Sobre as pessoas que se acomodam ou, você quer só isso?

Tenho visto, nas minhas andanças uma quantidade grande de pessoas que se acomodaram no estágio que se encontram. Especialmente nas organizações, esse perfil de profissional é muito comum. Basta olhar à sua volta que, certamente, identificará pelo menos alguém que se enquadre.
É muito fácil criar uma rotina e, a partir dela, seguir diariamente um roteiro de ações, sem se preocupar com a organização do tempo, ou de estabelecer prioridades. Sair do comodismo é sair dessa zona de conforto estimulada pela rotina, é correr atrás de mudanças. Porém, essas, por melhores que possam ser, causam mal estar, pela necessidade de um esforço no período entre a decisão e a conquista, e é nesse momento que muitos desistem. Para ir atrás do crescimento profissional, por exemplo, é fundamental desenvolver novos hábitos a todo o momento. O desacomodado, quando alcança uma nova conquista, já procura um novo desafio para dar continuidade em seu crescimento.

O acomodado, por sua vez, parece ter medo do novo. Medo do que a busca por desenvolvimento possa lhe custar: ter que trabalhar até mais tarde; fazer coisas que, possivelmente, ele ainda não possui habilidade; medo de assumir alguma incapacidade; deixar a inércia. Geralmente são pessoas procrastinadoras, que costumam fazer as mesmas coisas sempre do mesmo jeito e que empurram para depois tudo que podem fazer agora. Costumam apenas a atender às expectativas, sem surpreender ou realizar algo fora de suas competências.

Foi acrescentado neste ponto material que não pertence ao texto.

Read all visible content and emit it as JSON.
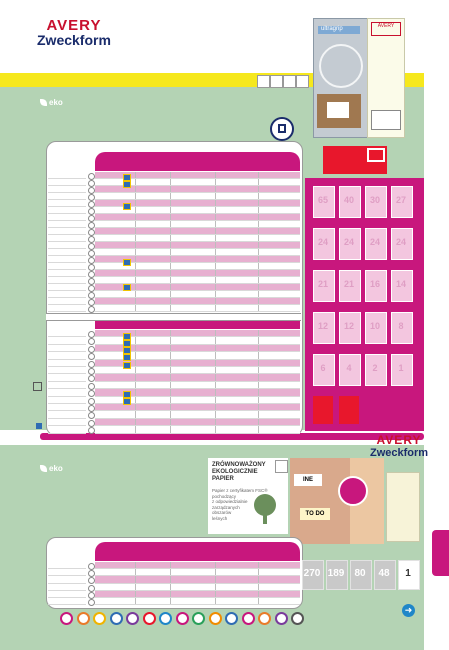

O acomodado, mesmo não estando satisfeito, prefere ficar onde está. Por mais que a situação não seja a desejada, para eles é menos trabalhoso e procurar mudanças demandaria muito tempo e esforço. Infelizmente, sacrifícios são necessários e, se tem uma coisa que o acomodado não gosta de fazer é se sacrificar, seja lá por qual motivo for.

É uma pena que tipos como esse sejam tão comuns. O mercado anda numa velocidade muito alta, incapaz de esperar pela real vontade das pessoas. A concorrência chega a ser quase desleal com essas pessoas que se acomodam em seus mundinhos. E lá fora, há muitas pessoas que não estão acomodadas nem um pouco. Pelo contrário, brigam por seus espaços com ideias inovadoras, proatividade e uma vontade muito grande de fazer acontecer.

Podemos dizer que das oito horas da manhã às seis da tarde, todo mundo trabalha igual. O diferencial, o sucesso, se constrói durante a noite. Não estou falando em trabalhar mais que o necessário e, sim, procurar um desenvolvimento além do esperado, como: realizar cursos, ler livros, notícias, aprender idiomas, fazer exercícios físicos e mentais, entre muitas outras coisas que podemos fazer para dinamizar a rotina e buscar o crescimento profissional e pessoal. Por isso, não perca tempo: vá em busca dos seus sonhos!